Économie – Social

Ligue 1 : l'AS Saint-Etienne veut racheter le stade Geoffroy Guichard

Par David Valverde, France Bleu Saint-Étienne Loire et France Bleu lundi 8 août 2016 à 16:23

Le stade Geoffroy Guichard
Le stade Geoffroy Guichard © Maxppp - Maxppp

Ce sera peut-être l'un des feuilletons des prochains mois : le rachat du stade Geoffroy Guichard par l'AS Saint-Étienne. L'idée est clairement exprimée par le co-président du club Roland Romeyer. Saint-Étienne Métropole n'est pas vendeuse. En tout cas pas encore.

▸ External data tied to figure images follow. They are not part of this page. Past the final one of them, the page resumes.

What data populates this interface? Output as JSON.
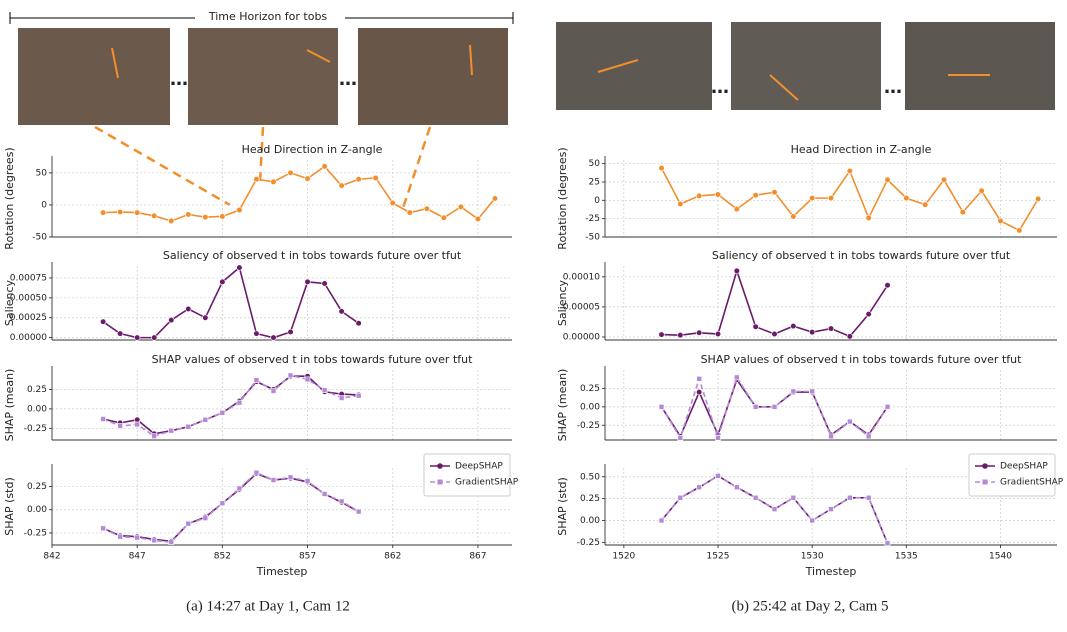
{
  "figure": {
    "header": "Time Horizon for tobs",
    "captions": [
      "(a) 14:27 at Day 1, Cam 12",
      "(b) 25:42 at Day 2, Cam 5"
    ]
  },
  "chart_data": [
    {
      "type": "line",
      "title": "Head Direction in Z-angle",
      "ylabel": "Rotation (degrees)",
      "grid": true,
      "marker": "o",
      "color": "#f28e2b",
      "x": [
        845,
        846,
        847,
        848,
        849,
        850,
        851,
        852,
        853,
        854,
        855,
        856,
        857,
        858,
        859,
        860,
        861,
        862,
        863,
        864,
        865,
        866,
        867,
        868
      ],
      "values": [
        -12,
        -11,
        -12,
        -17,
        -25,
        -15,
        -19,
        -18,
        -8,
        40,
        36,
        50,
        41,
        60,
        30,
        40,
        42,
        3,
        -12,
        -6,
        -20,
        -3,
        -22,
        10
      ],
      "xlim": [
        842,
        869
      ],
      "xticks": [
        842,
        847,
        852,
        857,
        862,
        867
      ],
      "ylim": [
        -50,
        70
      ],
      "yticks": [
        -50,
        0,
        50
      ]
    },
    {
      "type": "line",
      "title": "Saliency of observed t in tobs towards future over tfut",
      "ylabel": "Saliency",
      "grid": true,
      "marker": "o",
      "color": "#6a1b6a",
      "x": [
        845,
        846,
        847,
        848,
        849,
        850,
        851,
        852,
        853,
        854,
        855,
        856,
        857,
        858,
        859,
        860
      ],
      "values": [
        0.0002,
        5e-05,
        0,
        0,
        0.00022,
        0.00036,
        0.00025,
        0.0007,
        0.00088,
        5e-05,
        0,
        7e-05,
        0.0007,
        0.00068,
        0.00033,
        0.00018
      ],
      "xlim": [
        842,
        869
      ],
      "xticks": [
        842,
        847,
        852,
        857,
        862,
        867
      ],
      "ylim": [
        -3e-05,
        0.0009
      ],
      "yticks": [
        {
          "value": 0,
          "label": "0.00000"
        },
        {
          "value": 0.00025,
          "label": "0.00025"
        },
        {
          "value": 0.0005,
          "label": "0.00050"
        },
        {
          "value": 0.00075,
          "label": "0.00075"
        }
      ]
    },
    {
      "type": "line",
      "title": "SHAP values of observed t in tobs towards future over tfut",
      "ylabel": "SHAP (mean)",
      "grid": true,
      "x": [
        845,
        846,
        847,
        848,
        849,
        850,
        851,
        852,
        853,
        854,
        855,
        856,
        857,
        858,
        859,
        860
      ],
      "series": [
        {
          "color": "#6a1b6a",
          "marker": "o",
          "linestyle": "solid",
          "values": [
            -0.13,
            -0.18,
            -0.14,
            -0.32,
            -0.28,
            -0.23,
            -0.14,
            -0.05,
            0.1,
            0.35,
            0.25,
            0.42,
            0.42,
            0.22,
            0.19,
            0.18
          ]
        },
        {
          "color": "#b48ad8",
          "marker": "s",
          "linestyle": "dashed",
          "values": [
            -0.13,
            -0.22,
            -0.2,
            -0.35,
            -0.28,
            -0.23,
            -0.14,
            -0.05,
            0.08,
            0.37,
            0.23,
            0.43,
            0.38,
            0.24,
            0.14,
            0.17
          ]
        }
      ],
      "xlim": [
        842,
        869
      ],
      "xticks": [
        842,
        847,
        852,
        857,
        862,
        867
      ],
      "ylim": [
        -0.4,
        0.5
      ],
      "yticks": [
        -0.25,
        {
          "value": 0,
          "label": "0.00"
        },
        0.25
      ]
    },
    {
      "type": "line",
      "ylabel": "SHAP (std)",
      "xlabel": "Timestep",
      "grid": true,
      "legend": "upper right",
      "x": [
        845,
        846,
        847,
        848,
        849,
        850,
        851,
        852,
        853,
        854,
        855,
        856,
        857,
        858,
        859,
        860
      ],
      "series": [
        {
          "name": "DeepSHAP",
          "color": "#6a1b6a",
          "marker": "o",
          "linestyle": "solid",
          "values": [
            -0.2,
            -0.28,
            -0.29,
            -0.32,
            -0.34,
            -0.15,
            -0.08,
            0.07,
            0.22,
            0.39,
            0.32,
            0.34,
            0.3,
            0.17,
            0.08,
            -0.02
          ]
        },
        {
          "name": "GradientSHAP",
          "color": "#b48ad8",
          "marker": "s",
          "linestyle": "dashed",
          "values": [
            -0.2,
            -0.29,
            -0.3,
            -0.33,
            -0.35,
            -0.15,
            -0.09,
            0.07,
            0.23,
            0.4,
            0.32,
            0.35,
            0.31,
            0.17,
            0.09,
            -0.02
          ]
        }
      ],
      "xlim": [
        842,
        869
      ],
      "xticks": [
        842,
        847,
        852,
        857,
        862,
        867
      ],
      "ylim": [
        -0.38,
        0.45
      ],
      "yticks": [
        -0.25,
        {
          "value": 0,
          "label": "0.00"
        },
        0.25
      ]
    },
    {
      "type": "line",
      "title": "Head Direction in Z-angle",
      "ylabel": "Rotation (degrees)",
      "grid": true,
      "marker": "o",
      "color": "#f28e2b",
      "x": [
        1522,
        1523,
        1524,
        1525,
        1526,
        1527,
        1528,
        1529,
        1530,
        1531,
        1532,
        1533,
        1534,
        1535,
        1536,
        1537,
        1538,
        1539,
        1540,
        1541,
        1542
      ],
      "values": [
        44,
        -5,
        6,
        8,
        -12,
        7,
        11,
        -22,
        3,
        3,
        40,
        -24,
        28,
        3,
        -6,
        28,
        -16,
        13,
        -28,
        -41,
        2
      ],
      "xlim": [
        1519,
        1543
      ],
      "xticks": [
        1520,
        1525,
        1530,
        1535,
        1540
      ],
      "ylim": [
        -50,
        55
      ],
      "yticks": [
        -50,
        -25,
        0,
        25,
        50
      ]
    },
    {
      "type": "line",
      "title": "Saliency of observed t in tobs towards future over tfut",
      "ylabel": "Saliency",
      "grid": true,
      "marker": "o",
      "color": "#6a1b6a",
      "x": [
        1522,
        1523,
        1524,
        1525,
        1526,
        1527,
        1528,
        1529,
        1530,
        1531,
        1532,
        1533,
        1534
      ],
      "values": [
        4e-06,
        3e-06,
        7e-06,
        5e-06,
        0.00011,
        1.7e-05,
        5e-06,
        1.8e-05,
        8e-06,
        1.4e-05,
        1e-06,
        3.8e-05,
        8.6e-05
      ],
      "xlim": [
        1519,
        1543
      ],
      "xticks": [
        1520,
        1525,
        1530,
        1535,
        1540
      ],
      "ylim": [
        -5e-06,
        0.000118
      ],
      "yticks": [
        {
          "value": 0,
          "label": "0.00000"
        },
        {
          "value": 5e-05,
          "label": "0.00005"
        },
        {
          "value": 0.0001,
          "label": "0.00010"
        }
      ]
    },
    {
      "type": "line",
      "title": "SHAP values of observed t in tobs towards future over tfut",
      "ylabel": "SHAP (mean)",
      "grid": true,
      "x": [
        1522,
        1523,
        1524,
        1525,
        1526,
        1527,
        1528,
        1529,
        1530,
        1531,
        1532,
        1533,
        1534
      ],
      "series": [
        {
          "color": "#6a1b6a",
          "marker": "o",
          "linestyle": "solid",
          "values": [
            0,
            -0.4,
            0.2,
            -0.38,
            0.37,
            0,
            0,
            0.2,
            0.2,
            -0.38,
            -0.2,
            -0.38,
            0
          ]
        },
        {
          "color": "#b48ad8",
          "marker": "s",
          "linestyle": "dashed",
          "values": [
            0,
            -0.42,
            0.38,
            -0.42,
            0.4,
            0,
            0,
            0.21,
            0.21,
            -0.4,
            -0.2,
            -0.4,
            0
          ]
        }
      ],
      "xlim": [
        1519,
        1543
      ],
      "xticks": [
        1520,
        1525,
        1530,
        1535,
        1540
      ],
      "ylim": [
        -0.45,
        0.5
      ],
      "yticks": [
        -0.25,
        {
          "value": 0,
          "label": "0.00"
        },
        0.25
      ]
    },
    {
      "type": "line",
      "ylabel": "SHAP (std)",
      "xlabel": "Timestep",
      "grid": true,
      "legend": "upper right",
      "x": [
        1522,
        1523,
        1524,
        1525,
        1526,
        1527,
        1528,
        1529,
        1530,
        1531,
        1532,
        1533,
        1534
      ],
      "series": [
        {
          "name": "DeepSHAP",
          "color": "#6a1b6a",
          "marker": "o",
          "linestyle": "solid",
          "values": [
            0,
            0.26,
            0.38,
            0.51,
            0.38,
            0.26,
            0.13,
            0.26,
            0,
            0.13,
            0.26,
            0.26,
            -0.26
          ]
        },
        {
          "name": "GradientSHAP",
          "color": "#b48ad8",
          "marker": "s",
          "linestyle": "dashed",
          "values": [
            0,
            0.26,
            0.38,
            0.51,
            0.38,
            0.26,
            0.13,
            0.26,
            0,
            0.13,
            0.26,
            0.26,
            -0.26
          ]
        }
      ],
      "xlim": [
        1519,
        1543
      ],
      "xticks": [
        1520,
        1525,
        1530,
        1535,
        1540
      ],
      "ylim": [
        -0.28,
        0.6
      ],
      "yticks": [
        -0.25,
        {
          "value": 0,
          "label": "0.00"
        },
        0.25,
        {
          "value": 0.5,
          "label": "0.50"
        }
      ]
    }
  ]
}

Pour l'ASSE, il s'agirait de poursuive les aquisitions de ses outils de travail après le centre d'entraînement de l'Etrat, la Boutique et le Chaudron Vert. En France, il n'y a que Lyon qui soit propriétaire de son stade tandis que les clubs de Lens, Caen et Nantes gèrent leur stade sans en être propriétaire. Et d'après le co-président Roland Romeyer, cela pourrait un jour être le cas de Geoffroy Guichard.

Pour augmenter le budget, il nous faut devenir propriétaire du stade Geoffroy-Guichard, symbole de l'ASSE, comme l'incite la loi Braillard, ce qui nous permettrait d'en avoir la gestion sept jours sur sept avec l'exploitation des loges 365 jours par an ou d'un restaurant par exemple. Les collectivités semblent à notre écoute

L'idée aurait été accueillie positivement par Saint-Étienne Métropole qui possède actuellement l'enceinte. Vérification faite, l'hypothèse a simplement été évoquée verbalement. Pas de réunion, pas de groupe de travail pour évaluer l'intérêt de céder le lieu le plus connu de Saint-Étienne.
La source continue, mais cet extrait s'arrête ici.